Encore une fois, je pense que ce lieu est dédié à l’éternel féminin. J’ai cru voir, au détour du chemin, quelques druidesses vêtues de blanc en procession, tenant haut les flambeaux.
Le premier menhir est un colosse. Il mesure 7,60 mètres de haut, 2,50 mètres de large pour presque 1 mètre d’épaisseur, ce qui en fait l’un des plus grands de France.
Le deuxième, allongé à quelques encâblures, mesure 7 mètres de haut et 2 de large.
A eux deux, ils devaient former une belle porte de vie !
Sur l'une des faces du premier, certains pourront voir une belle paréidolie.

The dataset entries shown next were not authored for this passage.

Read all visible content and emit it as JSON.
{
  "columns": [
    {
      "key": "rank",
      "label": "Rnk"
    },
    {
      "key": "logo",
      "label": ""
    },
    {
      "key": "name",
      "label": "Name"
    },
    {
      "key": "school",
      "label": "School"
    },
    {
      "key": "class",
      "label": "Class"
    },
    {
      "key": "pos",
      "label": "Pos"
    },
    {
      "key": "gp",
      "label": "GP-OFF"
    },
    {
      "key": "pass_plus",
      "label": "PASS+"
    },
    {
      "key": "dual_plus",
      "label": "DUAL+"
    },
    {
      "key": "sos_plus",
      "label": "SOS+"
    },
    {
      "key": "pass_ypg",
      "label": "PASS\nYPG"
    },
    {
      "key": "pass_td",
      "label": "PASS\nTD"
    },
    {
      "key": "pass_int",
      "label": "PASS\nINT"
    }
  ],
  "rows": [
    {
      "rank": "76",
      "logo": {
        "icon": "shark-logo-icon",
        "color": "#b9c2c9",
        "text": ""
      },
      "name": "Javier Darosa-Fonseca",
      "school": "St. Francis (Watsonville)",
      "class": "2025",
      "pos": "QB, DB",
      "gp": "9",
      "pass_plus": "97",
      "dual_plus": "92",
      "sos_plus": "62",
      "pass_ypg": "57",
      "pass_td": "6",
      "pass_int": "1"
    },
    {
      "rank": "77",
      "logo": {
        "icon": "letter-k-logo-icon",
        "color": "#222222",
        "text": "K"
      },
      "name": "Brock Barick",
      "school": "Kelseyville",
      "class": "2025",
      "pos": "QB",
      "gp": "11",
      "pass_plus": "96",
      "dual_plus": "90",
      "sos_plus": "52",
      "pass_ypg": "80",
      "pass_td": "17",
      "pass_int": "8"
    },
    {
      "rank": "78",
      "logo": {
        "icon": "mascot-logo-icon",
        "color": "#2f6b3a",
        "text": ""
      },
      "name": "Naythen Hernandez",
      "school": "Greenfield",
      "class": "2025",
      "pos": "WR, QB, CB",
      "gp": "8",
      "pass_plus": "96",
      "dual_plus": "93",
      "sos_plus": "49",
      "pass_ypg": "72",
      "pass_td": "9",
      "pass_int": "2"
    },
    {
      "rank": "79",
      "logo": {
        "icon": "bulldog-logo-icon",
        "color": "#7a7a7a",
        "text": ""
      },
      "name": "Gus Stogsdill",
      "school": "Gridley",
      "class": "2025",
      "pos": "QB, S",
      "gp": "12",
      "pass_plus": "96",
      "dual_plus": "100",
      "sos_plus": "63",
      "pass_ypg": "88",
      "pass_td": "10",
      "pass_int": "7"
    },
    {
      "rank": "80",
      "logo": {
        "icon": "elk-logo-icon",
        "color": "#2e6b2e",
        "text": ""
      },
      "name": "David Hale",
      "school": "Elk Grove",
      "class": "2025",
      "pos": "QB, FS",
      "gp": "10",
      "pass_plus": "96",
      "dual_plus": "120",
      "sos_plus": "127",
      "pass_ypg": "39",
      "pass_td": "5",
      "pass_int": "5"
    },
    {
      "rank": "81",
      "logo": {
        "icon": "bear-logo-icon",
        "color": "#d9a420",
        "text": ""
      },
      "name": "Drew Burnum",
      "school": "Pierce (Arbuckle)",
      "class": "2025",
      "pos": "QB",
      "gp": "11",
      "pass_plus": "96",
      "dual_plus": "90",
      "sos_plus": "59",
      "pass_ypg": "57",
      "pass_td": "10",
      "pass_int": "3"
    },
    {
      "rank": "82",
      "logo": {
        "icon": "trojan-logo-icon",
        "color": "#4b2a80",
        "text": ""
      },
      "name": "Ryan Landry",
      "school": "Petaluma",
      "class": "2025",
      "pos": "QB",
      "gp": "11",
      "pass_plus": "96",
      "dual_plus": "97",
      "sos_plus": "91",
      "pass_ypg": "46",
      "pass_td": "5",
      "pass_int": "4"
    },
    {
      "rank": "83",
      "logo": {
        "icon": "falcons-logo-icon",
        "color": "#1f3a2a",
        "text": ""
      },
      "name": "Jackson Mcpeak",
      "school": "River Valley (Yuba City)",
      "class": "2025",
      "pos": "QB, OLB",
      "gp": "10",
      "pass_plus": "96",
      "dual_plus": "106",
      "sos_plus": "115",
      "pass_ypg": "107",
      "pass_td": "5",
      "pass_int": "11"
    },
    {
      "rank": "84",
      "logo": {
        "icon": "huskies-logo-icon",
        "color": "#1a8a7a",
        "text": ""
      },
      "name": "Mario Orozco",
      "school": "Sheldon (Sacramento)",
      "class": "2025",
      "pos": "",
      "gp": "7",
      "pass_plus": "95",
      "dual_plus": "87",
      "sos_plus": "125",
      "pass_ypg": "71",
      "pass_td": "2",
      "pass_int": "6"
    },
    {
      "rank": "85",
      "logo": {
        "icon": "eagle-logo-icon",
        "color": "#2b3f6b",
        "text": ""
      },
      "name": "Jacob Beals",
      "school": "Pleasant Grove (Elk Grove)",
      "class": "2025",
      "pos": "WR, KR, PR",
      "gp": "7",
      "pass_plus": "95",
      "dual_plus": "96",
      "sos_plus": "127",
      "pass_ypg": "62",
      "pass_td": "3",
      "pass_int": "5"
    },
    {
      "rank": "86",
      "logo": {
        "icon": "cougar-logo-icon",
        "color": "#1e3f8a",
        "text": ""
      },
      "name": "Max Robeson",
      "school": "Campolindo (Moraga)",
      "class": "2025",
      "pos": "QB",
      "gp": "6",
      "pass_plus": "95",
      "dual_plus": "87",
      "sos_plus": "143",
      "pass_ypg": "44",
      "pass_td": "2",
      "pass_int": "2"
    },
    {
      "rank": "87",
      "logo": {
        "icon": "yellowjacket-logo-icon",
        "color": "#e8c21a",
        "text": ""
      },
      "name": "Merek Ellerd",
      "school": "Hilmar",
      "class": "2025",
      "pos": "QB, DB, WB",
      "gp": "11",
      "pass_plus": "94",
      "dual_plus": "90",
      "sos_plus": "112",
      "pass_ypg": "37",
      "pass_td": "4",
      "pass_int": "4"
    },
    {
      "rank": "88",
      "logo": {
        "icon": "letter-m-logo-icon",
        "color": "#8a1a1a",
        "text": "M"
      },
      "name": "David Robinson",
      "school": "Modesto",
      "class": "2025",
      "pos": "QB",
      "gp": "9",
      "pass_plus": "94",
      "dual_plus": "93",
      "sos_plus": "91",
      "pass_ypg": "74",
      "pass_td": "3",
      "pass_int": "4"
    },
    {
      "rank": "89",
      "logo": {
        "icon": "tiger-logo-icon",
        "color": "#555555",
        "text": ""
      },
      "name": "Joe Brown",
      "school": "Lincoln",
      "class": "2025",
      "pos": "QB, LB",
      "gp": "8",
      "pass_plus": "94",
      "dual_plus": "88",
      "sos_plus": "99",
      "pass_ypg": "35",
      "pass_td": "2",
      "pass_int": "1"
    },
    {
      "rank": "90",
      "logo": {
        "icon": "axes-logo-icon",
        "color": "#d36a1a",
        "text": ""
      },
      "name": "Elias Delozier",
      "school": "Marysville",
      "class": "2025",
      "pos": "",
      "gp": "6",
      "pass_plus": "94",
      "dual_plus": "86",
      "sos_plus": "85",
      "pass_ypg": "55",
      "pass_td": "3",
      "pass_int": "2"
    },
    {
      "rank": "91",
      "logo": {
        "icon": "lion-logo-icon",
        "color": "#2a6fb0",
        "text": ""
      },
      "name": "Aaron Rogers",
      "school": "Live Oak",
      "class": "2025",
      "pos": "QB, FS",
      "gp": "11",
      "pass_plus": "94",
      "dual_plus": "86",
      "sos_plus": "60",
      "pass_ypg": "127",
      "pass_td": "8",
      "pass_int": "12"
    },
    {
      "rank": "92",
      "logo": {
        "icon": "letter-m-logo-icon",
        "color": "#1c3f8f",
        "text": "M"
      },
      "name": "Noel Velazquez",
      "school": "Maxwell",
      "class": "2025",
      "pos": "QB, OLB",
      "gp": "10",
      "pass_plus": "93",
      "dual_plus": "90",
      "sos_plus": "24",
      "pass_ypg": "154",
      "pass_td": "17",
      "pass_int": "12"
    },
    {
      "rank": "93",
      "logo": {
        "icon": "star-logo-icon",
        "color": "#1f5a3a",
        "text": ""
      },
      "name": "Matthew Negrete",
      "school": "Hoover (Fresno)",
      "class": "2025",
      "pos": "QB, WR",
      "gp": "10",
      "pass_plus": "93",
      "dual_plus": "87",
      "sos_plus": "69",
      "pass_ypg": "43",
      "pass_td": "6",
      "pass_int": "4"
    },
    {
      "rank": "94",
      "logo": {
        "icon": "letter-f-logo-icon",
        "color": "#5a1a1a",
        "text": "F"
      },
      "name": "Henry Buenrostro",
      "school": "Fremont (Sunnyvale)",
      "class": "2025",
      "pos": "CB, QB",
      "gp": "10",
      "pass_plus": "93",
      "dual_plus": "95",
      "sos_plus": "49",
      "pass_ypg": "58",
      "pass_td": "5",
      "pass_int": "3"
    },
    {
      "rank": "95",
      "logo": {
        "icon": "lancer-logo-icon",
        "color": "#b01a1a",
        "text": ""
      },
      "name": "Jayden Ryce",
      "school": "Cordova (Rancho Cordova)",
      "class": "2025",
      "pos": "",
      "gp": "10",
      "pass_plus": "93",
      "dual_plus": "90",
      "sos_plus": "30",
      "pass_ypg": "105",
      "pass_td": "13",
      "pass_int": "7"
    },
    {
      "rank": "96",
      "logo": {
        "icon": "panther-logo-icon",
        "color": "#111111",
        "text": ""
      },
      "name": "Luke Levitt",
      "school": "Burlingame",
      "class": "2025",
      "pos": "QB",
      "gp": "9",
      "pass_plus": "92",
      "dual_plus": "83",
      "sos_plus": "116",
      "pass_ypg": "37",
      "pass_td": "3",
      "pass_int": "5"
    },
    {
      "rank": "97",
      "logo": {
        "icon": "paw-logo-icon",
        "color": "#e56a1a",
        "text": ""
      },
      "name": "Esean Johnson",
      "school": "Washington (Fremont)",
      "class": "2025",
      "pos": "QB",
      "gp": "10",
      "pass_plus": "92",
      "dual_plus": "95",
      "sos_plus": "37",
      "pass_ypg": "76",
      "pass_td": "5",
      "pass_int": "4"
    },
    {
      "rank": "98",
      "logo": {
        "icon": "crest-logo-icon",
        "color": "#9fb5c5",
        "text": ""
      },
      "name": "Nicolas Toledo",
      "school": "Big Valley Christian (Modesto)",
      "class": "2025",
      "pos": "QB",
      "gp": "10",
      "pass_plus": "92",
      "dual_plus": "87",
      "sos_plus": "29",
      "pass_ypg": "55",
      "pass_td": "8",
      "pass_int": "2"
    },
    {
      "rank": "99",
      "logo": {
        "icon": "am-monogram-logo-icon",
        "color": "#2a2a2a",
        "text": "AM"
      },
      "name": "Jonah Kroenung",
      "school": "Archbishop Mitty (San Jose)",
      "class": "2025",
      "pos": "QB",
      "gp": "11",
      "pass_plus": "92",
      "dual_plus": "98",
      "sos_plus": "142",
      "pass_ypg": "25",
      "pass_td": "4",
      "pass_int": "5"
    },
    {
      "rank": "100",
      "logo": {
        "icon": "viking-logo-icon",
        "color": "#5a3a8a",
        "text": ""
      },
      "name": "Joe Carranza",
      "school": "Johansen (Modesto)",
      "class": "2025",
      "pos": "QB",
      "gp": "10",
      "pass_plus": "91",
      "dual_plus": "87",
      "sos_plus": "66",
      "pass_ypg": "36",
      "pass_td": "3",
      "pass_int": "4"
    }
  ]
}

Plus haut, un chaos rocheux semble s'imposer.
Il est coupé par un petit sentier qui, à en croire l'absence d'herbe et de feuilles, doit être fréquenté.
Il présente des bassins qui semblent creusés par l’érosion. Parfait pour l’eau lustrale. C’est sans doute ici que se tient l’interrupteur qui fait s’ouvrir le flux énergétique.
En suivant la rivière, quelques pierres allongées qui pourraient être bien plus que de simples rochers.
Ce site mégalithique fut classé monument historique le 6 mars 1923.
Le ménage de saint Kodelig
Partis des pierres de Lespurit Ellen, nous voici arrivés sur la petite colline boisée de Kodelig, à la limite de la commune de Pouldreuzic. Ici, les pierres sont nommées le Stal-tiegez, l’endroit du ménage ou des meubles, puisque la tradition nous parle d’une armoire, d’un lit, et d’une motte de beurre que le saint homme a laissés derrière lui.
« Maintenant il s'agit de trouver le royaume de Kodelig, le saint homme qui s'est retiré en ermite par ici, il y a mille fois longtemps. On ne connait pas très bien son nom, les prêtres n'en parlent jamais, les instituteurs n'en ont aucune idée, mais nous savons qu'il a laissé là son lit, son armoire, et une énorme platée de beurre qui n'est même pas entamée. On raconte même qu'il revient de temps en temps. Il y a toujours quelqu'un qui l'a vu et qui vient justement de mourir quand on vient s'informer, pas de chance ! Maintenant il faut traverser sa lande et son bois, ce n'est pas facile. Tous les bois de pins se ressemblent, les landes sont plus hautes que nous, il y a des chemins partout qui n'aboutissent nulle part ou, pis encore, qui reviennent sur eux-mêmes pour se moquer de nous. Il semble que la retraite du saint homme soit défendue par des tas de sortilèges et d'illusions. Nous faisons notre apprentissage de Chevaliers de la Table Ronde. »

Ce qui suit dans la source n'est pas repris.